The Cardinals answered quickly, however.  In the top of the sixth, Gary Gaetti singled and McGwire walked, putting two on for Jordan.  He redeemed his outfield gaffe by singling to right, plating Gaetti for a 2-1 lead.  Ray Lankford popped out but Tom Pagnozzi picked him up with a double that brought in McGwire and put runners on second and third.  That was it for Milton, as he was relieved by Mike Trombley.  Trombley got Hunter to ground out, which scored Jordan, then retired John Mabry on a fly ball.

That gave St. Louis a 4-1 lead and after a shutdown inning by Stottlemyre, the stage was set for the big guy.  Luis Ordaz and Deshields got out to start the inning but Gaetti kept it alive with a single, bringing up McGwire.  Big Mac took a called strike one, then swung through the second pitch.  He fouled off two more before taking two balls to even up the count.  He fouled off one more before Trombley made a mistake, a belt-high fastball that McGwire feasted on.

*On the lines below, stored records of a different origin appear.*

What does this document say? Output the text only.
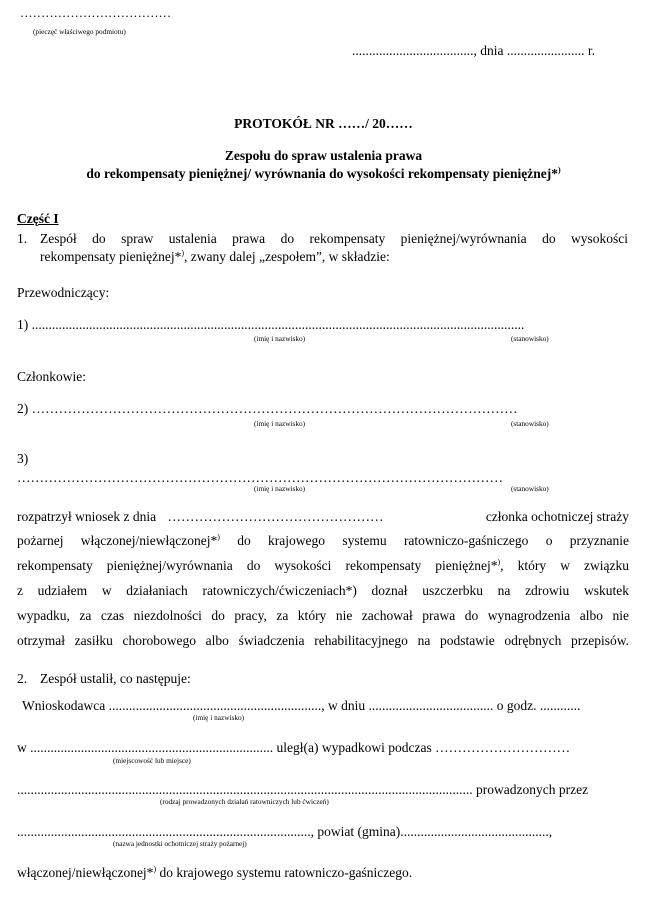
………………………………
(pieczęć właściwego podmiotu)
...................................., dnia ....................... r.
PROTOKÓŁ NR ……/ 20……
Zespołu do spraw ustalenia prawa
do rekompensaty pieniężnej/ wyrównania do wysokości rekompensaty pieniężnej*)
Część I
1. Zespół do spraw ustalenia prawa do rekompensaty pieniężnej/wyrównania do wysokości
rekompensaty pieniężnej*), zwany dalej „zespołem”, w składzie:
Przewodniczący:
1) ..................................................................................................................................................
(imię i nazwisko)	(stanowisko)
Członkowie:
2) ………………………………………………………………………………………………
(imię i nazwisko)	(stanowisko)
3)
………………………………………………………………………………………………
(imię i nazwisko)	(stanowisko)
rozpatrzył wniosek z dnia …………………………………………	członka ochotniczej straży
pożarnej włączonej/niewłączonej*) do krajowego systemu ratowniczo-gaśniczego o przyznanie
rekompensaty pieniężnej/wyrównania do wysokości rekompensaty pieniężnej*), który w związku
z udziałem w działaniach ratowniczych/ćwiczeniach*) doznał uszczerbku na zdrowiu wskutek
wypadku, za czas niezdolności do pracy, za który nie zachował prawa do wynagrodzenia albo nie
otrzymał zasiłku chorobowego albo świadczenia rehabilitacyjnego na podstawie odrębnych przepisów.
2. Zespół ustalił, co następuje:
Wnioskodawca ..............................................................., w dniu ..................................... o godz. ............
(imię i nazwisko)
w ........................................................................ uległ(a) wypadkowi podczas …………………………
(miejscowość lub miejsce)
....................................................................................................................................... prowadzonych przez
(rodzaj prowadzonych działań ratowniczych lub ćwiczeń)
......................................................................................., powiat (gmina)............................................,
(nazwa jednostki ochotniczej straży pożarnej)
włączonej/niewłączonej*) do krajowego systemu ratowniczo-gaśniczego.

That put the Cards up 6-1, though this was in an era before 50 cent (or even a quarter, as you may remember it started out as) drinks at On The Run for a serious score.  Stottlemyre would give up a home run to Stahoviak in the seventh but that would be all on the way to the complete game.  The Cards tacked on one final run in the ninth when Gaetti hit a fly ball that scored Ordaz, but McGwire ended the game with a fly out instead of another homer.

With this home run, McGwire tied Stan Musial‘s 1949 season mark, which was the best home run year Stan the Man ever had.  It put him (at the time) tied for fourth on the all-time Cardinal season home run list (now, with the fact that folks like Jim Edmonds and Albert Pujols have played, 36 ranks 20th) and we weren’t even through June yet.  So much history still awaited!